Horace Wingard had no use at all for the governing board, or for any governing board anywhere. They were all alike, these things. Everybody was convinced that democracy was the answer. Everybody was always wrong. You couldn’t leave the governing of a place like Waldorf Pines up to people who cared only that they got to say they lived here.

Horace went back to his desk, sat down, and brought up his file on the security company on the computer. People thought he was a silly little man, but they underestimated him. He hadn’t gotten this job because he’d changed his name or bought his suits at J. Press, custom tailored so that he looked as much like Clifton Webb as possible. He’d managed three other luxury developments before he’d landed at this one, and he was very good at his work.
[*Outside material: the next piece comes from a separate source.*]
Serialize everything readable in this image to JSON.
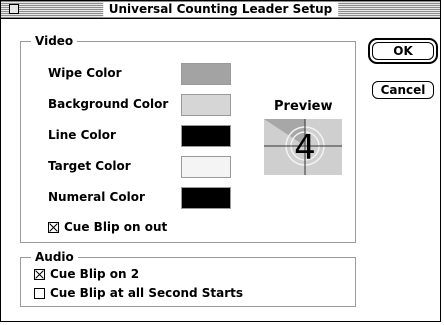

If it turned out that somebody who shouldn’t have been was on the grounds of Waldorf Pines last night, he’d find him, he’d get hold of him, and he’d make his life not worth living.

Horace Wingard knew a lot about making people’s lives not worth living.

6

Walter Dunbar did not rely on the Waldorf Pines security system to keep himself and his family safe. Walter Dunbar did not rely on anybody for anything, if he could help it, and he could usually help it. It was the army that had made him that way, back when the army was something everybody had to put up with, whether they wanted to or not. If it had been up to him, they would have reinstituted the draft years ago, and sent young idiots like that Michael Platte off to South Carolina to march with packs on their backs. That was what was wrong with these kids these days. They didn’t have any sense of discipline. They didn’t have any sense of purpose. They didn’t have anything to hate to the very bone, and that was why they didn’t have any motivation.